Head-to-head comparisons showed Makya producing a larger share of compounds with viable synthetic routes and offering more scaffold diversity. The platform also enforces real-world constraints from the start – one-step couplings, specified reaction sets or limited building block catalogues – rather than filtering after generation.

“In practice, that is the difference between hundreds of lab-ready candidates versus a handful that slip through filters,” he says.

A co-pilot, not a replacement

Despite fears that AI might displace scientists, Gaston-Mathé emphasises that Makya acts as an assistant.

Rather than replacing chemists, Iktos positions Makya as an assistant. The platform acts as a co-pilot: chemists define the features they want and the constraints on synthesis, and the system explores chemical space to propose candidates that are both novel and synthesisable. These searches are guided by project-specific predictive models, including structure-based methods, so that the suggestions remain aligned with programme objectives.

Why adoption is uneven

Pharmaceutical companies have been quick to announce AI collaborations, yet day-to-day uptake has sometimes lagged. Gaston-Mathé attributes this to organisational factors rather than technical ones.

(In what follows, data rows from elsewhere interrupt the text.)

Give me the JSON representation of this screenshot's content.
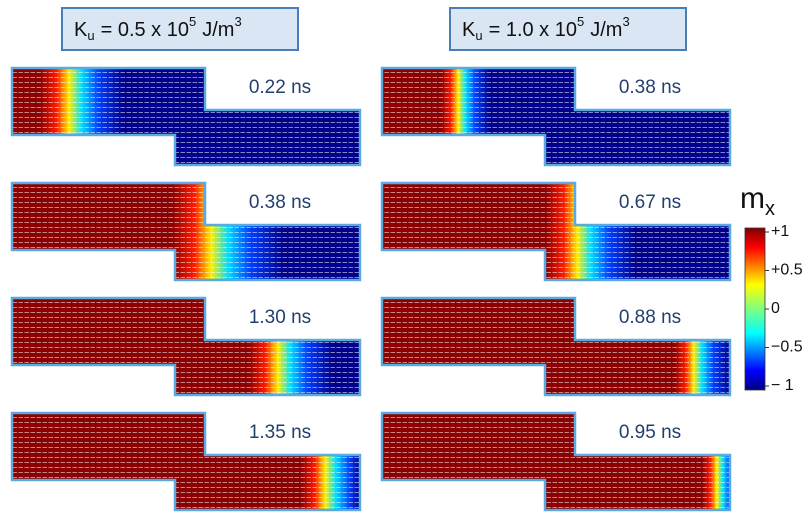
{
  "figure": {
    "columns": [
      {
        "header": {
          "symbol": "K",
          "subscript": "u",
          "text": "= 0.5 x 10",
          "exponent": "5",
          "unit": "J/m",
          "unit_exponent": "3"
        },
        "panels": [
          {
            "time": "0.22 ns"
          },
          {
            "time": "0.38 ns"
          },
          {
            "time": "1.30 ns"
          },
          {
            "time": "1.35 ns"
          }
        ]
      },
      {
        "header": {
          "symbol": "K",
          "subscript": "u",
          "text": "= 1.0 x 10",
          "exponent": "5",
          "unit": "J/m",
          "unit_exponent": "3"
        },
        "panels": [
          {
            "time": "0.38 ns"
          },
          {
            "time": "0.67 ns"
          },
          {
            "time": "0.88 ns"
          },
          {
            "time": "0.95 ns"
          }
        ]
      }
    ],
    "colorbar": {
      "label": "m",
      "label_subscript": "x",
      "ticks": [
        "+1",
        "+0.5",
        "0",
        "−0.5",
        "− 1"
      ]
    }
  }
}
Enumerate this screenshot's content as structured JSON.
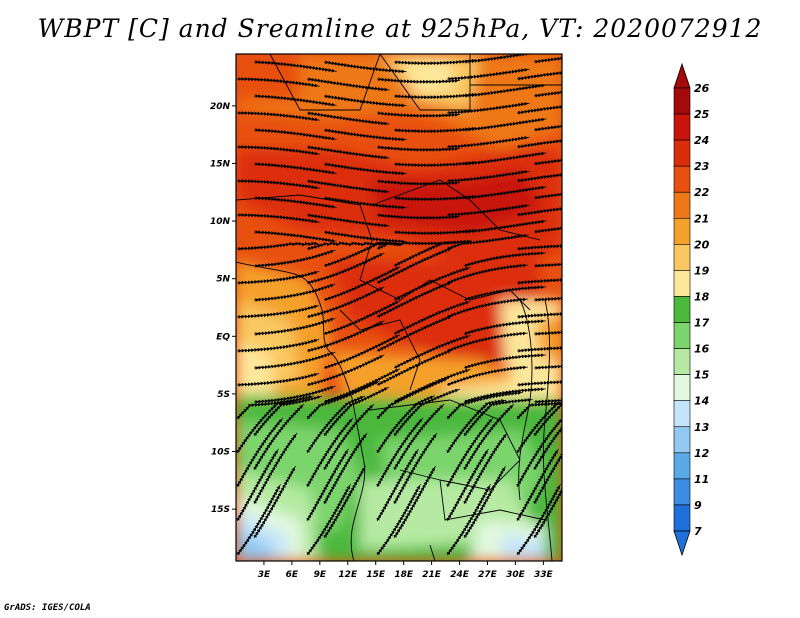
{
  "title": "WBPT [C] and Sreamline at 925hPa, VT: 2020072912",
  "credit": "GrADS: IGES/COLA",
  "map": {
    "lat_labels": [
      "20N",
      "15N",
      "10N",
      "5N",
      "EQ",
      "5S",
      "10S",
      "15S"
    ],
    "lat_values": [
      20,
      15,
      10,
      5,
      0,
      -5,
      -10,
      -15
    ],
    "lon_labels": [
      "3E",
      "6E",
      "9E",
      "12E",
      "15E",
      "18E",
      "21E",
      "24E",
      "27E",
      "30E",
      "33E"
    ],
    "lon_values": [
      3,
      6,
      9,
      12,
      15,
      18,
      21,
      24,
      27,
      30,
      33
    ],
    "lat_range": [
      -19.5,
      24.5
    ],
    "lon_range": [
      0,
      35
    ]
  },
  "colorbar": {
    "levels": [
      "26",
      "25",
      "24",
      "23",
      "22",
      "21",
      "20",
      "19",
      "18",
      "17",
      "16",
      "15",
      "14",
      "13",
      "12",
      "11",
      "9",
      "7"
    ],
    "colors": [
      "#a50a0a",
      "#c8140a",
      "#dc2d0a",
      "#e85010",
      "#ee7818",
      "#f5a02a",
      "#f9c860",
      "#fde79a",
      "#4cb83c",
      "#7cd46c",
      "#b6eaa2",
      "#e2f8e0",
      "#c4e4fa",
      "#92c8f2",
      "#5aaaea",
      "#3c8ce6",
      "#2070dc"
    ],
    "top_arrow": "#a50a0a",
    "bottom_arrow": "#2070dc"
  }
}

“It has been both quick and slow,” he admits. Senior leaders were often early to sign partnerships, but these were “a bit premature given the maturity of the technology at the time” and they did not always bring along the chemists responsible for delivery.

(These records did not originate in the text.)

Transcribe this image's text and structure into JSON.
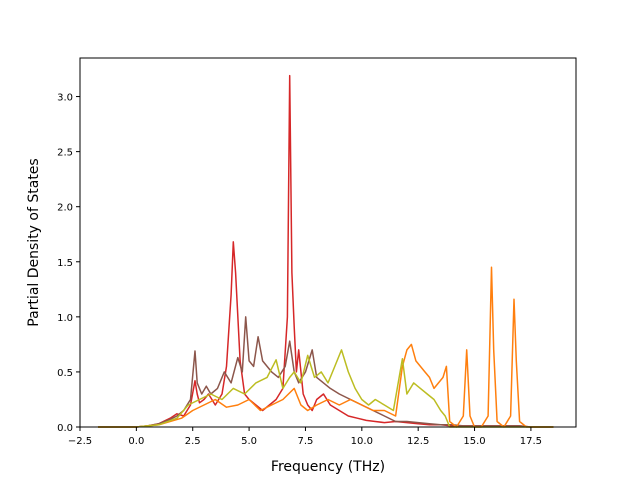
{
  "chart_data": {
    "type": "line",
    "title": "",
    "xlabel": "Frequency (THz)",
    "ylabel": "Partial Density of States",
    "xlim": [
      -2.5,
      19.5
    ],
    "ylim": [
      0.0,
      3.35
    ],
    "xticks": [
      -2.5,
      0.0,
      2.5,
      5.0,
      7.5,
      10.0,
      12.5,
      15.0,
      17.5
    ],
    "xtick_labels": [
      "−2.5",
      "0.0",
      "2.5",
      "5.0",
      "7.5",
      "10.0",
      "12.5",
      "15.0",
      "17.5"
    ],
    "yticks": [
      0.0,
      0.5,
      1.0,
      1.5,
      2.0,
      2.5,
      3.0
    ],
    "ytick_labels": [
      "0.0",
      "0.5",
      "1.0",
      "1.5",
      "2.0",
      "2.5",
      "3.0"
    ],
    "grid": false,
    "legend": false,
    "series": [
      {
        "color": "#d62728",
        "x": [
          -1.7,
          0.0,
          0.5,
          1.0,
          1.5,
          1.8,
          2.1,
          2.4,
          2.6,
          2.7,
          2.8,
          3.0,
          3.2,
          3.5,
          3.8,
          4.0,
          4.2,
          4.3,
          4.4,
          4.6,
          4.8,
          5.0,
          5.3,
          5.6,
          5.9,
          6.2,
          6.5,
          6.7,
          6.8,
          6.9,
          7.0,
          7.1,
          7.2,
          7.4,
          7.6,
          7.8,
          8.0,
          8.3,
          8.6,
          9.0,
          9.4,
          9.8,
          10.2,
          10.6,
          11.0,
          11.5,
          12.0,
          12.5,
          13.0,
          13.5,
          14.0,
          14.5,
          15.0,
          15.5,
          16.0,
          16.5,
          17.0,
          17.5,
          18.0,
          18.5
        ],
        "values": [
          0,
          0,
          0.01,
          0.03,
          0.08,
          0.12,
          0.1,
          0.2,
          0.42,
          0.3,
          0.22,
          0.25,
          0.3,
          0.2,
          0.3,
          0.55,
          1.2,
          1.68,
          1.4,
          0.6,
          0.3,
          0.25,
          0.2,
          0.15,
          0.2,
          0.25,
          0.35,
          1.0,
          3.19,
          1.4,
          0.91,
          0.5,
          0.7,
          0.3,
          0.2,
          0.15,
          0.25,
          0.3,
          0.2,
          0.15,
          0.1,
          0.08,
          0.06,
          0.05,
          0.04,
          0.05,
          0.04,
          0.03,
          0.02,
          0.02,
          0.01,
          0.01,
          0.01,
          0.01,
          0.01,
          0.01,
          0.01,
          0,
          0,
          0
        ]
      },
      {
        "color": "#8c564b",
        "x": [
          -1.7,
          0.0,
          0.5,
          1.0,
          1.5,
          1.8,
          2.1,
          2.4,
          2.6,
          2.7,
          2.9,
          3.1,
          3.3,
          3.6,
          3.9,
          4.2,
          4.5,
          4.7,
          4.85,
          5.0,
          5.2,
          5.4,
          5.6,
          5.8,
          6.0,
          6.3,
          6.6,
          6.8,
          7.0,
          7.2,
          7.5,
          7.8,
          8.0,
          8.3,
          8.6,
          9.0,
          9.5,
          10.0,
          10.5,
          11.0,
          11.5,
          12.0,
          12.5,
          13.0,
          13.5,
          14.0,
          14.5,
          15.0,
          15.5,
          16.0,
          16.5,
          17.0,
          17.5,
          18.0,
          18.5
        ],
        "values": [
          0,
          0,
          0.01,
          0.03,
          0.07,
          0.1,
          0.15,
          0.25,
          0.69,
          0.4,
          0.3,
          0.37,
          0.3,
          0.35,
          0.5,
          0.4,
          0.63,
          0.5,
          1.0,
          0.6,
          0.55,
          0.82,
          0.6,
          0.55,
          0.5,
          0.45,
          0.55,
          0.78,
          0.5,
          0.4,
          0.5,
          0.7,
          0.45,
          0.4,
          0.35,
          0.3,
          0.25,
          0.2,
          0.15,
          0.1,
          0.05,
          0.05,
          0.04,
          0.03,
          0.02,
          0.02,
          0.01,
          0.01,
          0.01,
          0.01,
          0.01,
          0.01,
          0,
          0,
          0
        ]
      },
      {
        "color": "#ff7f0e",
        "x": [
          -1.7,
          0.0,
          1.0,
          2.0,
          2.5,
          3.0,
          3.5,
          4.0,
          4.5,
          5.0,
          5.5,
          6.0,
          6.5,
          7.0,
          7.3,
          7.6,
          8.0,
          8.5,
          9.0,
          9.5,
          10.0,
          10.5,
          11.0,
          11.5,
          11.8,
          12.0,
          12.2,
          12.4,
          12.6,
          12.8,
          13.0,
          13.2,
          13.4,
          13.6,
          13.75,
          13.9,
          14.2,
          14.5,
          14.65,
          14.8,
          15.0,
          15.3,
          15.6,
          15.75,
          15.85,
          16.0,
          16.3,
          16.6,
          16.75,
          16.85,
          17.0,
          17.3,
          17.8,
          18.5
        ],
        "values": [
          0,
          0,
          0.02,
          0.08,
          0.15,
          0.2,
          0.25,
          0.18,
          0.2,
          0.25,
          0.15,
          0.2,
          0.25,
          0.35,
          0.2,
          0.15,
          0.2,
          0.25,
          0.2,
          0.25,
          0.2,
          0.15,
          0.15,
          0.1,
          0.55,
          0.7,
          0.75,
          0.6,
          0.55,
          0.5,
          0.45,
          0.35,
          0.4,
          0.45,
          0.55,
          0.05,
          0.0,
          0.1,
          0.7,
          0.1,
          0.0,
          0.0,
          0.1,
          1.45,
          0.7,
          0.05,
          0.0,
          0.1,
          1.16,
          0.6,
          0.05,
          0.0,
          0.0,
          0.0
        ]
      },
      {
        "color": "#bcbd22",
        "x": [
          -1.7,
          0.0,
          1.0,
          1.8,
          2.3,
          2.8,
          3.3,
          3.8,
          4.3,
          4.8,
          5.3,
          5.8,
          6.2,
          6.5,
          6.8,
          7.0,
          7.3,
          7.6,
          7.9,
          8.2,
          8.5,
          8.8,
          9.1,
          9.4,
          9.7,
          10.0,
          10.3,
          10.6,
          11.0,
          11.4,
          11.8,
          12.0,
          12.3,
          12.6,
          12.9,
          13.2,
          13.5,
          13.7,
          13.9,
          14.2,
          14.5,
          15.0,
          15.5,
          16.0,
          16.5,
          17.0,
          17.5,
          18.0,
          18.5
        ],
        "values": [
          0,
          0,
          0.02,
          0.08,
          0.2,
          0.25,
          0.3,
          0.25,
          0.35,
          0.3,
          0.4,
          0.45,
          0.61,
          0.35,
          0.45,
          0.5,
          0.4,
          0.65,
          0.45,
          0.5,
          0.4,
          0.55,
          0.7,
          0.5,
          0.35,
          0.25,
          0.2,
          0.25,
          0.2,
          0.15,
          0.62,
          0.3,
          0.4,
          0.35,
          0.3,
          0.25,
          0.15,
          0.1,
          0.0,
          0.0,
          0.0,
          0.0,
          0.0,
          0.0,
          0.0,
          0.0,
          0.0,
          0.0,
          0.0
        ]
      }
    ]
  }
}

“Sustained impact requires thinking-AI adoption as a change-management programme. You must convince medicinal chemists, give them tools they want to use, invest in training, coaching and support, and define the right collaboration model with computational chemists who steward the data and models. In my view, most adoption challenges are less about algorithms and more about organisational integration.”

Beyond design

Looking further ahead, Gaston-Mathé sees AI’s greatest potential in predicting patient outcomes rather than designing molecules.

“We already see clear progress in new target identification and in accelerating candidate selection. The hardest and potentially most transformative frontier is predicting clinical outcomes: understanding how a compound will impact patients in a given disease and identifying the right patient populations most likely to respond.

“It is a formidable challenge that will take years, perhaps decades, but if AI moves the needle there, it could profoundly reshape R&D.”

Conclusion

By focusing on chemistry-aware design and embedding synthetic feasibility into every step, Iktos has tried to ground AI drug discovery in practical reality. Gaston-Mathé insists that tools like Makya are not there to replace chemists but to expand their options and shorten the cycle from design to synthesis.

Whether AI will one day predict patient responses remains an open question. For now, progress in making realistic, diverse and controllable molecules marks a tangible step towards faster and more productive discovery.